Dans une PME, trois fonctions sont souvent confondues : le référent santé sécurité, le sauveteur secouriste du travail (SST) et le secouriste « civil ». Les trois relèvent de cadres juridiques différents, de formations distinctes et d'obligations qui ne se recouvrent pas.

Cet article clarifie qui fait quoi, ce que la loi impose, et comment articuler ces rôles dans une entreprise de 10 à 250 salariés.

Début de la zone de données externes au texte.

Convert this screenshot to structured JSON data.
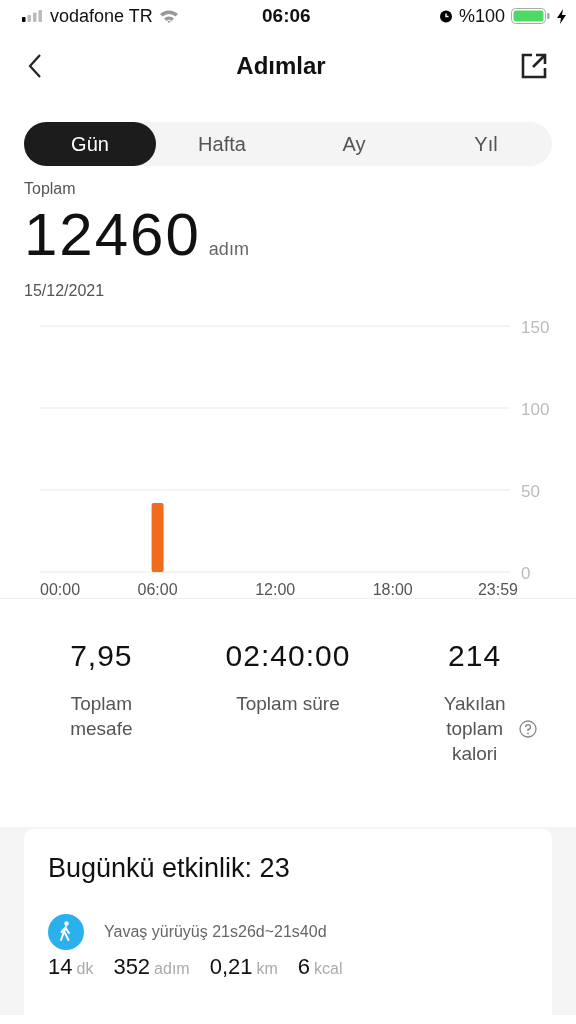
{
  "status_bar": {
    "carrier": "vodafone TR",
    "time": "06:06",
    "battery": "%100"
  },
  "header": {
    "title": "Adımlar"
  },
  "tabs": [
    {
      "label": "Gün",
      "selected": true
    },
    {
      "label": "Hafta",
      "selected": false
    },
    {
      "label": "Ay",
      "selected": false
    },
    {
      "label": "Yıl",
      "selected": false
    }
  ],
  "summary": {
    "label": "Toplam",
    "value": "12460",
    "unit": "adım",
    "date": "15/12/2021"
  },
  "chart_data": {
    "type": "bar",
    "x": [
      6
    ],
    "series": [
      {
        "color": "#f26b1d",
        "values": [
          42
        ]
      }
    ],
    "xlim": [
      0,
      23.983
    ],
    "ylim": [
      0,
      150
    ],
    "xticks": [
      {
        "value": 0,
        "label": "00:00"
      },
      {
        "value": 6,
        "label": "06:00"
      },
      {
        "value": 12,
        "label": "12:00"
      },
      {
        "value": 18,
        "label": "18:00"
      },
      {
        "value": 23.983,
        "label": "23:59"
      }
    ],
    "yticks": [
      0,
      50,
      100,
      150
    ]
  },
  "stats": [
    {
      "value": "7,95",
      "label": "Toplam mesafe",
      "info": false
    },
    {
      "value": "02:40:00",
      "label": "Toplam süre",
      "info": false
    },
    {
      "value": "214",
      "label": "Yakılan toplam kalori",
      "info": true
    }
  ],
  "activity": {
    "title": "Bugünkü etkinlik: 23",
    "items": [
      {
        "name": "Yavaş yürüyüş 21s26d~21s40d",
        "metrics": [
          {
            "value": "14",
            "unit": "dk"
          },
          {
            "value": "352",
            "unit": "adım"
          },
          {
            "value": "0,21",
            "unit": "km"
          },
          {
            "value": "6",
            "unit": "kcal"
          }
        ]
      }
    ]
  }
}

Définitions légales des trois rôles

La confusion entre référent santé sécurité, SST et secouriste vient du fait que les trois interviennent sur la prévention des risques. Mais leur fondement juridique, leur périmètre et leur formation diffèrent radicalement.

Le référent santé sécurité au travail est imposé par l'article L.4644-1 du Code du travail depuis 2012. Tout employeur, quelle que soit la taille de l'entreprise, doit désigner un ou plusieurs salariés compétents pour s'occuper des activités de protection et de prévention des risques professionnels. Ce n'est pas une option : c'est une obligation universelle, contrôlable par l'inspection du travail.

Le sauveteur secouriste du travail (SST) est encadré par l'article R.4224-15 : « Un membre du personnel reçoit la formation de secouriste nécessaire pour donner les premiers secours en cas d'urgence. » L'obligation se déclenche dans les ateliers où des travaux dangereux sont effectués et sur tout chantier de plus de 20 salariés pendant plus de 15 jours. Sa formation est définie par l'INRS et débouche sur un certificat valable 24 mois.

Le secouriste « civil » (PSC1, PSE1) intervient hors cadre professionnel. Sa formation n'a aucune valeur réglementaire au sens du Code du travail. Un salarié PSC1 ne remplit pas l'obligation R.4224-15. C'est un point souvent ignoré qui peut coûter cher en cas de contrôle ou d'accident.

Formation requise pour chaque fonction

Les exigences de formation ne sont pas du tout comparables d'un rôle à l'autre.

  • Référent santé sécurité : aucune formation diplômante imposée par la loi. L'employeur doit toutefois lui donner « les moyens et le temps nécessaires » (article L.4644-1). En pratique, une formation de 2 à 5 jours sur l'évaluation des risques, le document unique (DUERP) et la réglementation est attendue. Coût moyen : 800 à 2 500 € HT, financement OPCO possible.
  • Sauveteur secouriste du travail : formation INRS de 14 heures sur 2 jours (programme officiel à 8 modules), suivie d'un MAC SST (Maintien et Actualisation des Compétences) de 7 heures tous les 24 mois. Sans MAC dans les délais, le certificat tombe et le salarié n'est plus SST aux yeux de la réglementation.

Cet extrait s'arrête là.